The MRC says it has been discussing with Chinese experts technical cooperation to assess downstream river changes caused by hydropower development. But neither China nor Myanmar have joined the MRC or agreed to observe its resource management guidelines. In the case of Myanmar, this may not matter much, since only 2 per cent of the Mekong basin's annual water flow comes from Myanmar.

However, 21 per cent of the water is from China. Despite this, Beijing has so far baulked at full membership of the MRC, preferring to remain a “dialogue partner”. Full membership would intensify scrutiny of its dam plans by downstream Southeast Asian states and increase pressure on Beijing to take their interests into account.

While China's programme to dam the Mekong is moving ahead on schedule, proposals to do the same on the Southeast Asian section of the river have been put on hold. So far, only China has actually built dams on the Mekong mainstream.Alibaba.com - The largest database of products & suppliers from China


In the lower Mekong basin, Laos, Cambodia and Vietnam have all developed hydropower dams on rivers that flow down from mountains into the Mekong.

There are now more than 3,200 megawatts of electricity being generated on Mekong tributaries. More dams, with a generating capacity of nearly the same amount, are under construction.
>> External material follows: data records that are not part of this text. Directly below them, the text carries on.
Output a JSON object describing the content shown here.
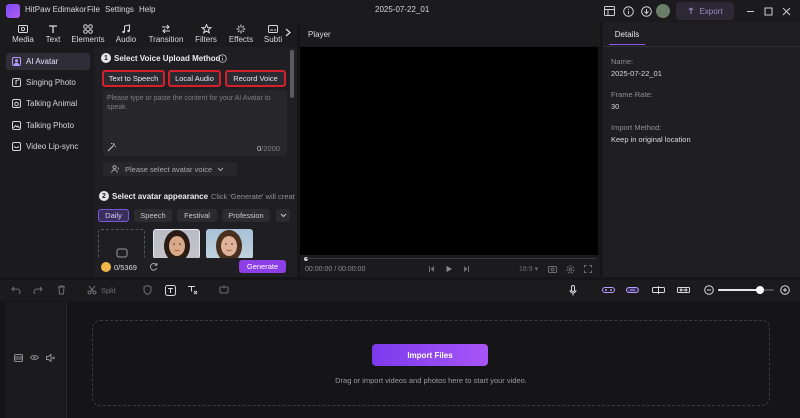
{
  "titlebar": {
    "app_name": "HitPaw Edimakor",
    "menus": [
      "File",
      "Settings",
      "Help"
    ],
    "project_name": "2025-07-22_01",
    "export_label": "Export"
  },
  "toolbar": {
    "tools": [
      "Media",
      "Text",
      "Elements",
      "Audio",
      "Transition",
      "Filters",
      "Effects",
      "Subti"
    ]
  },
  "sidebar": {
    "items": [
      {
        "label": "AI Avatar",
        "icon": "ai-avatar-icon",
        "active": true
      },
      {
        "label": "Singing Photo",
        "icon": "singing-photo-icon",
        "active": false
      },
      {
        "label": "Talking Animal",
        "icon": "talking-animal-icon",
        "active": false
      },
      {
        "label": "Talking Photo",
        "icon": "talking-photo-icon",
        "active": false
      },
      {
        "label": "Video Lip-sync",
        "icon": "lip-sync-icon",
        "active": false
      }
    ]
  },
  "voice_section": {
    "step": "1",
    "title": "Select Voice Upload Method",
    "methods": [
      "Text to Speech",
      "Local Audio",
      "Record Voice"
    ],
    "placeholder": "Please type or paste the content for your AI Avatar to speak.",
    "char_count": "0",
    "char_limit": "/2000",
    "voice_select": "Please select avatar voice"
  },
  "appearance_section": {
    "step": "2",
    "title": "Select avatar appearance",
    "hint": "Click 'Generate' will creat",
    "tabs": [
      "Daily",
      "Speech",
      "Festival",
      "Profession"
    ],
    "active_tab": "Daily"
  },
  "credits": {
    "used": "0",
    "total": "/5369",
    "generate_label": "Generate"
  },
  "player": {
    "title": "Player",
    "time_current": "00:00:00",
    "time_total": "/ 00:00:00",
    "aspect": "16:9",
    "progress": 0
  },
  "details": {
    "tab": "Details",
    "name_label": "Name:",
    "name_value": "2025-07-22_01",
    "frame_rate_label": "Frame Rate:",
    "frame_rate_value": "30",
    "import_method_label": "Import Method:",
    "import_method_value": "Keep in original location"
  },
  "timeline": {
    "split_label": "Split",
    "zoom_level": 0.75,
    "import_label": "Import Files",
    "drop_hint": "Drag or import videos and photos here to start your video."
  },
  "colors": {
    "accent": "#8c3fe6",
    "highlight_border": "#d4202a",
    "background": "#151517"
  }
}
The temporary economic slowdown in Southeast Asia has reduced demand for electricity. This provides a breathing space to assess how the Mekong mainstream dam projects will affect the interests of people in the river basin. But without China's full participation, no Mekong management plan can be effective.
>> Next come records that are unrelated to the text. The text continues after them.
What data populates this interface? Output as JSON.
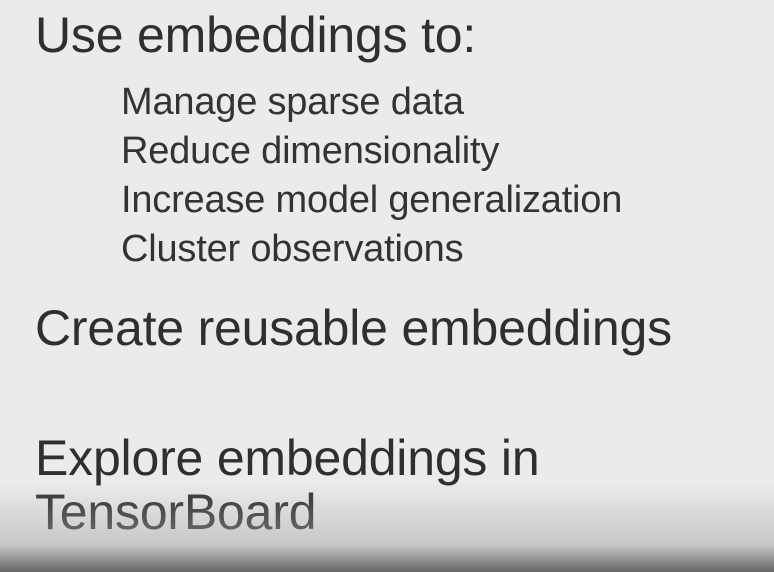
{
  "slide": {
    "heading_1": "Use embeddings to:",
    "bullets": [
      "Manage sparse data",
      "Reduce dimensionality",
      "Increase model generalization",
      "Cluster observations"
    ],
    "heading_2": "Create reusable embeddings",
    "heading_3_line_1": "Explore embeddings in",
    "heading_3_line_2": "TensorBoard"
  }
}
Beijing is intent on forging closer economic integration with Southeast Asia through trade, investment, communication, transport and energy cooperation with its neighbours in the Greater Mekong Subregion. But this strategy may backfire if mainland Southeast Asians conclude that Chinese dams are having an adverse impact on their future development prospects.

6 comments:

Anonymous said...

Myanmar, Lao and Cambodia leaders need China support to make them in powers forever. the environment impact or livelihood of these countries citizen are not in their mind.

Anonymous said...

Communist Vietcong,Sihanouk,Mao have no any religion.



Culture Revolution - Public execution & Impact
Culture Revolution - Public execution & Impact
Catégorie : Actualités et politique
Tags :
China Culture Revolution Public execution Chine 文化大革命 Mao 1966年的中華人民共和國 1966 Zedong


http://www.youtube.com/watch?v=DIrUHVFkm9A&feature=related

Anonymous said...

http://www.youtube.com/watch?v=8bbjy-wMsfE&NR=1

We love Buddha always and everywhere.We liberate EmpireKhmer from VietCong who swallowed Champa,PreyNorkor and now Laos and AngKorWat.

Anonymous said...

It is all because Khmer people are too busy fighting with each other. It is us who allowed others to take advantage of our country and at the same time, we khmer people always listened to the outsiders about how to improve the development of our country. As we all know that others would not want us to be better off than in anyway, it is our human nature, so what do we get, we were trained to distroy our homeland and people instead, in doing so is their intention is to take away our land in the end!...so wake khmer people, you must think deep... right now all we need to do is try to focus on migrate intakes to increase in population grow to build a new nation of khmer so that our heritage is still there or we will have nothing left...

Anonymous said...

This can be the worst genocide in human history to come.

Anonymous said...

oh god let siem country be flooded and let tsunami destroy siem country again. thank you, god.